One frosty morning in 1998, I was shivering on the platform at Paragon station in Hull, waiting for the 5:50 a.m. train to London, when a figure emerged from the mist. It was Jean. My spine stiffened, preparing me for a reprimand. Instead, he held out his hand.

“I just wanted to say well done, Chris. I’m really proud of you,” he said, congratulating me on an award I had recently won for my work on the paper. I was stunned – not just because he knew it, but because he cared enough to say it. It’s not every day you get a pat on the back from the Deputy Prime Minister at dawn.

Finding my seat on the train, I thought about going to first class to ask if it was him or the taxpayer who paid for his ticket. But just for once, I let it slide.

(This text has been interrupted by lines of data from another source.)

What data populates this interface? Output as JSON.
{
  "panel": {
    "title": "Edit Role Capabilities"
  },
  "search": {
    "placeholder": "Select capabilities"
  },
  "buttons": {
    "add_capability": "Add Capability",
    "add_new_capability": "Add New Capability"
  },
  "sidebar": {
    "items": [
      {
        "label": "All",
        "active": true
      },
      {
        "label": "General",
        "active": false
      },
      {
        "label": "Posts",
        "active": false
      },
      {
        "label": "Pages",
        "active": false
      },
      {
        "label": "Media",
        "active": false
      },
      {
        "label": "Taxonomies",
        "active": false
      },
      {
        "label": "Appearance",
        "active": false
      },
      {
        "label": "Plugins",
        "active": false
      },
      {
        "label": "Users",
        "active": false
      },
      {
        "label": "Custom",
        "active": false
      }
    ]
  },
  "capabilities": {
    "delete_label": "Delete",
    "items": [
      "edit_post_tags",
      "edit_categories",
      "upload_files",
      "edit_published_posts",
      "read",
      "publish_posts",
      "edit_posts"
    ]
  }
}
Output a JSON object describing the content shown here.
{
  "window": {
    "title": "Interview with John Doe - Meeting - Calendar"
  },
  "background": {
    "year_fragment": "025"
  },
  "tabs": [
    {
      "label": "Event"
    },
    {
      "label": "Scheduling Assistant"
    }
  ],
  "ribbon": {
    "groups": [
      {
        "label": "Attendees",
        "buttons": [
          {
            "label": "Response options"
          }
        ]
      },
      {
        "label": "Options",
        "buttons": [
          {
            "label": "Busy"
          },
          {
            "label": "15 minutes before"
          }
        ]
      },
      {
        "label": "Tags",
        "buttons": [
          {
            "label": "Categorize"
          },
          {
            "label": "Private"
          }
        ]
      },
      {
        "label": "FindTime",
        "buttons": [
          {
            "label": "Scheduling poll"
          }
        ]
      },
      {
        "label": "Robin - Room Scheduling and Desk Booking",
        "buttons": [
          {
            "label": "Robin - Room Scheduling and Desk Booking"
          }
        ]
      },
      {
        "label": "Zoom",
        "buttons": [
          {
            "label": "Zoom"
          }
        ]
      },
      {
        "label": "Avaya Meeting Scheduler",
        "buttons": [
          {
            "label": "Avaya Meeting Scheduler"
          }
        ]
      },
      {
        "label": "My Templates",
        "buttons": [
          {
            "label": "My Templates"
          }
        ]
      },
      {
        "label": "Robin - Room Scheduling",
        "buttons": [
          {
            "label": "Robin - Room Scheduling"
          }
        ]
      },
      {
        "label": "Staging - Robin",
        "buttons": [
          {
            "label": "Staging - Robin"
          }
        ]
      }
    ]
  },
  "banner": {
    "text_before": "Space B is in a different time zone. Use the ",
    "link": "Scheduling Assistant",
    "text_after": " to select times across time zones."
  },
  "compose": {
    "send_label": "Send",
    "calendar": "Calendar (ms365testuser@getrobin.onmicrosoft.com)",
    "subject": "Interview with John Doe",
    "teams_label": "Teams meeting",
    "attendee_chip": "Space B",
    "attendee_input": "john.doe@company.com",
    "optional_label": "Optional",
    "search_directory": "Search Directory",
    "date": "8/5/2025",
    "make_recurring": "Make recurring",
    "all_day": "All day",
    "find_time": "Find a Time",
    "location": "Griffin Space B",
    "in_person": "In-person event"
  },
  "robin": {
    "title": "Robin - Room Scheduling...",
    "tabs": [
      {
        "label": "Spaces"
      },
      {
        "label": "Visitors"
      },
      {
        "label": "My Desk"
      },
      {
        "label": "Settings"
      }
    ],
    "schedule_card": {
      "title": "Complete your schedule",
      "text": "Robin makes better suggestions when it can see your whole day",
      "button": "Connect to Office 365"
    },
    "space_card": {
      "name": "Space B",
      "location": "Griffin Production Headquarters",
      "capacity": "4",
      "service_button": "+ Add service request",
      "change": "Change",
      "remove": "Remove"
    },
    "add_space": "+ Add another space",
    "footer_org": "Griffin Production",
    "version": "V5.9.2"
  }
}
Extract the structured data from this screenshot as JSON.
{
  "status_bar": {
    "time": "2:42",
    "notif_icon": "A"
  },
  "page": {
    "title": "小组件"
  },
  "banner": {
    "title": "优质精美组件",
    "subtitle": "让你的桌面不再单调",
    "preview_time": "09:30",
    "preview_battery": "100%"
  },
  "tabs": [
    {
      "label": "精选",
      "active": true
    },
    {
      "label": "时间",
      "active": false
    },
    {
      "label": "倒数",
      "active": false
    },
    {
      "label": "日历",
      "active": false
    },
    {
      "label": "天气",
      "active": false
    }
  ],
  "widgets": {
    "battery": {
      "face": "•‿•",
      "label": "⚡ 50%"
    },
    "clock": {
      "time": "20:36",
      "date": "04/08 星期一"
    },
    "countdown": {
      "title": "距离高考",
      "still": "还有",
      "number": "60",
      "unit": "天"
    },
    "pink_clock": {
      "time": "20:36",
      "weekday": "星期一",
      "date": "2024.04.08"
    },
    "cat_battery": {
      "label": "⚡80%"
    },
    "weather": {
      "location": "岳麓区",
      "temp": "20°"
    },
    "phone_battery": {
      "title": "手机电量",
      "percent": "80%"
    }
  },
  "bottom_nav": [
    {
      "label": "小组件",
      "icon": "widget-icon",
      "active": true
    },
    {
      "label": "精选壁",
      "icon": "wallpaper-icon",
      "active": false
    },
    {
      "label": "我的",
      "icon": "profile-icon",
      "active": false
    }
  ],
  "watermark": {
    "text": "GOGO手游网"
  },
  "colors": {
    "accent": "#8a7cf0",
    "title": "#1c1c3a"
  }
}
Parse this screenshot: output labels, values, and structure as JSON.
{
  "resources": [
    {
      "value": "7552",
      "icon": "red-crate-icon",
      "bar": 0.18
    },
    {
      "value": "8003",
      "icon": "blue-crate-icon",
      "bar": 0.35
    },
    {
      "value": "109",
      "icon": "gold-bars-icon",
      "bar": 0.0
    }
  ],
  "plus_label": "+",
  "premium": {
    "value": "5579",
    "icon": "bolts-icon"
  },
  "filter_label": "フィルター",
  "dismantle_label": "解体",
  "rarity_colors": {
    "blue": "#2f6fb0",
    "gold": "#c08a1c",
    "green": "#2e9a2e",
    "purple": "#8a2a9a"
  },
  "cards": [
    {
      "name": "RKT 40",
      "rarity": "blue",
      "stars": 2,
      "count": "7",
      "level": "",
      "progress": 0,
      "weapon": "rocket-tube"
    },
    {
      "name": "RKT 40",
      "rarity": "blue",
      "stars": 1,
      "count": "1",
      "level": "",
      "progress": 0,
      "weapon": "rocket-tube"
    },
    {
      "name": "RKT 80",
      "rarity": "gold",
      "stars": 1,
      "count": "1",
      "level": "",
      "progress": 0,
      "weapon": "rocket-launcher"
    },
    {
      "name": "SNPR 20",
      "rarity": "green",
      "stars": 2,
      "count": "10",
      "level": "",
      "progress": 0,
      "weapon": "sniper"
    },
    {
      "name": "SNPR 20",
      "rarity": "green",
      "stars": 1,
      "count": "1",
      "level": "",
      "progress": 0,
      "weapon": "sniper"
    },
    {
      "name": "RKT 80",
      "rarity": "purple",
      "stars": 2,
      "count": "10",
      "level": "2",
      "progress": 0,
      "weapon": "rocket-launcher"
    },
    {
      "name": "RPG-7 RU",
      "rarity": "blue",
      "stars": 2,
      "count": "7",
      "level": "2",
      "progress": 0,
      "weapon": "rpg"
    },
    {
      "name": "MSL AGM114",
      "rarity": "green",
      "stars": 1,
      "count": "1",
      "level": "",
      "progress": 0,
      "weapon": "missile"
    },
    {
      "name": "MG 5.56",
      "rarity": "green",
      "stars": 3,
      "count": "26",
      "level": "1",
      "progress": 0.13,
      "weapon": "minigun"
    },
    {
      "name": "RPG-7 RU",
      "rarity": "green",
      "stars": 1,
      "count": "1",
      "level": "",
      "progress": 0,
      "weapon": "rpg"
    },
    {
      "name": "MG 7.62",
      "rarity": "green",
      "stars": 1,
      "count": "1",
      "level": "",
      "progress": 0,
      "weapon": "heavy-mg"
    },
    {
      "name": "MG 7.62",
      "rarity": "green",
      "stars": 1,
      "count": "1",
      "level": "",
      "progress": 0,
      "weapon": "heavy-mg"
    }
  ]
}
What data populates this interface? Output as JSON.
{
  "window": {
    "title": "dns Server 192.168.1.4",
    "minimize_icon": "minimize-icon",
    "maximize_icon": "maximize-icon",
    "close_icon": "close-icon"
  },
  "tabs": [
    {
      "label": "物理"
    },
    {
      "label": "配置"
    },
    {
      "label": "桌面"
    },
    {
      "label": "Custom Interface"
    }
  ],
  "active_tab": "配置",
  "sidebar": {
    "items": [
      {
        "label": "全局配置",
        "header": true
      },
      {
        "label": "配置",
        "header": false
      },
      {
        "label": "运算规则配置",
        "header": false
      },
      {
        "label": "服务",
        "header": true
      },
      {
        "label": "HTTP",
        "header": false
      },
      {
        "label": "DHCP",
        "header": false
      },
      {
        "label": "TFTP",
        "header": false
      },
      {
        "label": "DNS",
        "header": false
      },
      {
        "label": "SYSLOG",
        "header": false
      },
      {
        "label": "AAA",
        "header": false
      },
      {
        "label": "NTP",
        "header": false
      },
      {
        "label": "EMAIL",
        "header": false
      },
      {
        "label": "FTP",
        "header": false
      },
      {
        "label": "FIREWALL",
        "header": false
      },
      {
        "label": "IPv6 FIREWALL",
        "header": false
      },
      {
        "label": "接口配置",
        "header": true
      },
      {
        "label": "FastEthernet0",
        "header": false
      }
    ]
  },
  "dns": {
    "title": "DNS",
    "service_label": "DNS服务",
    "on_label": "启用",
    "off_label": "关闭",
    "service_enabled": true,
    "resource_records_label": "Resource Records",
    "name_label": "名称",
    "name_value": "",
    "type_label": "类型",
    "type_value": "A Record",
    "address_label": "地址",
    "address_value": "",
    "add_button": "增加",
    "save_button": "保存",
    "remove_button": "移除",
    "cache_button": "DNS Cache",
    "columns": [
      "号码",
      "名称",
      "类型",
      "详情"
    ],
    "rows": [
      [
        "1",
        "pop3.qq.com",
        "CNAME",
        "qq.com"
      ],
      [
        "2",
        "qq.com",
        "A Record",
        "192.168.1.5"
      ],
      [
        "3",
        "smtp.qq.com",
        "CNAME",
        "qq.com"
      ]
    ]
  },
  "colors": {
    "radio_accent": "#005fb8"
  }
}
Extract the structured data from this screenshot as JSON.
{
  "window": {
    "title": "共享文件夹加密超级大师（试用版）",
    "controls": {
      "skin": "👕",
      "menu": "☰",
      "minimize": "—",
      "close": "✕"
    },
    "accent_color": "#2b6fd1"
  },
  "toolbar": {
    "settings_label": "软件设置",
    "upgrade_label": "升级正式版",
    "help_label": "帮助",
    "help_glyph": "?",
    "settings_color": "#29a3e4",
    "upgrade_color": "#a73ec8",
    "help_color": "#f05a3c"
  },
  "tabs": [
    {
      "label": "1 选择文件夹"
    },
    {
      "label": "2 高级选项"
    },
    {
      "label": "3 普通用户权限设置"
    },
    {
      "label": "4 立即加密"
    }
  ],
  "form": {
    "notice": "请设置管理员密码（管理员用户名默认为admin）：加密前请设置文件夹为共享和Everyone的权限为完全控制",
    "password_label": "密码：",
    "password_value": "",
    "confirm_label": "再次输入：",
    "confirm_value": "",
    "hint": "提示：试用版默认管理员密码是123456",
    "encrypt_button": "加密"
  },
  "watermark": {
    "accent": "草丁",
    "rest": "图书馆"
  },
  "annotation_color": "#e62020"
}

I learned the hard way that you have to pick your battles with John. He was every bit the brutal working-class hero I’d read about – no-nonsense, with a look that could melt steel, and yet there was something undeniably decent about him.

He was a man who understood what it meant to be on the margins of life. You could say he was the first ‘man of the people’, long before every politician decided to don a hi-vis jacket and pretend to care about your boiler problems.

But as for my clothes, I only think of them with fondness. Sir Alex Ferguson’s hairdryer treatment was nothing compared to my MP’s. John could make Fergie look like Mary Poppins with a cold.